São Paulo - A alta no preço do álcool na bomba é o item que mais puxou o custo de manutenção do carro nos dois primeiros meses deste ano. De acordo com dados da Agência Autoinforme, a variação foi de 23,37% no acumulado de janeiro e fevereiro, para um aumento geral, que considera 50 itens (entre serviços, produtos, impostos e seguro), de 1,78%. Os gastos com combustível representam a metade do custo total para se manter um automóvel -a gasolina é 75% do custo com abastecimento, e o álcool 25%.
Como a gasolina subiu apenas 1,1% no período, foi principalmente a escalada do preço do álcool a responsável pela alta nos custos de manutenção neste ano.

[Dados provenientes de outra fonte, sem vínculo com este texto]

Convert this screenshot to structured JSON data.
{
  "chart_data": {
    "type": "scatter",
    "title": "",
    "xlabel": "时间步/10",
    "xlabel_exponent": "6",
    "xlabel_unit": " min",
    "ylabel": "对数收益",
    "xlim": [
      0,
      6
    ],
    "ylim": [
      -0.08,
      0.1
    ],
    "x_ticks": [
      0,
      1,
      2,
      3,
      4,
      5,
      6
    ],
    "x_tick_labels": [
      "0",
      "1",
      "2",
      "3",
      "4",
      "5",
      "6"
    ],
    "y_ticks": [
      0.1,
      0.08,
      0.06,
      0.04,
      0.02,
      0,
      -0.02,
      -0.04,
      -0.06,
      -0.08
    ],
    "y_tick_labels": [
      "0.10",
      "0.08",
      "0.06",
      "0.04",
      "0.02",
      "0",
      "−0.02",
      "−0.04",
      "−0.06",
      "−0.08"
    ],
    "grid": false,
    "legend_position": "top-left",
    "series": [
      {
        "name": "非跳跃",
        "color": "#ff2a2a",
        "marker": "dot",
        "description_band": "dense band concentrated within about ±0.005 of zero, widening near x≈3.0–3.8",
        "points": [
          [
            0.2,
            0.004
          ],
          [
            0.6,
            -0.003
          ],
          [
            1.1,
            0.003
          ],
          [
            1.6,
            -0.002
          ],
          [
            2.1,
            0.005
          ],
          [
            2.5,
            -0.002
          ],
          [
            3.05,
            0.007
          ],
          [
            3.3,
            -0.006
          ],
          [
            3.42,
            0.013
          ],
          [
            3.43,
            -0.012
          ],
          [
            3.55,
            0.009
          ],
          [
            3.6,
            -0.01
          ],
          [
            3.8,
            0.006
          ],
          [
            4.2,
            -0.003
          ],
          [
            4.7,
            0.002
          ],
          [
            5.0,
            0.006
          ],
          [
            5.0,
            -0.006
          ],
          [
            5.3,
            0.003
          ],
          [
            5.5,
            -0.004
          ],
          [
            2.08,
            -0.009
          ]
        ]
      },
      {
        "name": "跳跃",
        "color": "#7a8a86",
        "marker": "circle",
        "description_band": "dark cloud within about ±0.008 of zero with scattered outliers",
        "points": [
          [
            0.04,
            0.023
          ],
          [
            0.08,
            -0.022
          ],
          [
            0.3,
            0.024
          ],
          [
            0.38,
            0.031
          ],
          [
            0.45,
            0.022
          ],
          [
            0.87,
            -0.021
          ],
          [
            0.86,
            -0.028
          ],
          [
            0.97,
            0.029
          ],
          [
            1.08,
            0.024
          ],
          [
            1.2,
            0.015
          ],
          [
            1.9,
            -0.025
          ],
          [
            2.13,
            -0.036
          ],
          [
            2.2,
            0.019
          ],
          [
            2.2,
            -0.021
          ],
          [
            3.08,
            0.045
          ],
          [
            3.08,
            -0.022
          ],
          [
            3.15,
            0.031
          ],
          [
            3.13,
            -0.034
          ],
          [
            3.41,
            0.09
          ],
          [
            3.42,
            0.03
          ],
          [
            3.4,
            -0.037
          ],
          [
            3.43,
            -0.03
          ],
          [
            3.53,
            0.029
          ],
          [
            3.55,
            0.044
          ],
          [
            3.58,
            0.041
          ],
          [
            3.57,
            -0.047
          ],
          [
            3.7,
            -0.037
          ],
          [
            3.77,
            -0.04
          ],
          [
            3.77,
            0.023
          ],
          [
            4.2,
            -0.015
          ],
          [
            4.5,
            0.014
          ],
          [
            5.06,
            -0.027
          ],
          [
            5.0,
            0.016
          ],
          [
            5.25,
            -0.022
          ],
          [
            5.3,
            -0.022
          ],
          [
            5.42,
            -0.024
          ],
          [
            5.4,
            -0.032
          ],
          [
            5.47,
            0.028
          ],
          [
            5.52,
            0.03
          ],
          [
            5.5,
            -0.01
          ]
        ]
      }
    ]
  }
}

Para realizar o cálculo do chamado Índice de Manutenção do Carro, a Autoinforme calcula todo o mês as variações de preço de 50 itens, entre produtos (como troca de peças), serviços (como balanceamento, lavagem, revisão), impostos e seguro.
De janeiro de 2003 (quando a pesquisa começou a ser feita) até fevereiro deste ano, o índice acumulado subiu 28,5%, percentual próximo à alta de 29,6% do valor do próprio carro nesse período. Depois do álcool, que foi o item do índice calculado pela Autoinforme que mais subiu, o produto que mais subiu foi a correia dentada, com 6,8% de alta em janeiro e fevereiro.
Em seguida vêm o Imposto sobre a Propriedade de Veículos Automotores (IPVA), com 5,5% de aumento no período, pastilhas de freio (3,25%) e kit de embreagem (3,11%). O custo para manter um carro popular hoje é de R$ 658,00 por mês. “Isso considerando que o consumidor vai seguir todas as orientações do fabricante, deixar os pneus em bom estado, fazer uma lavagem eventualmente e colocar o carro no estacionamento, por exemplo’’, explica o diretor de pesquisa da Autoinforme, Claudio De Simone.
No caso dos carros médios, esse valor sobe para R$ 760,00 por mês em fevereiro. “O carro médio gasta mais com combustível, o IPVA é mais caro e o seguro pode ser mais alto também’’, afirma De Simone.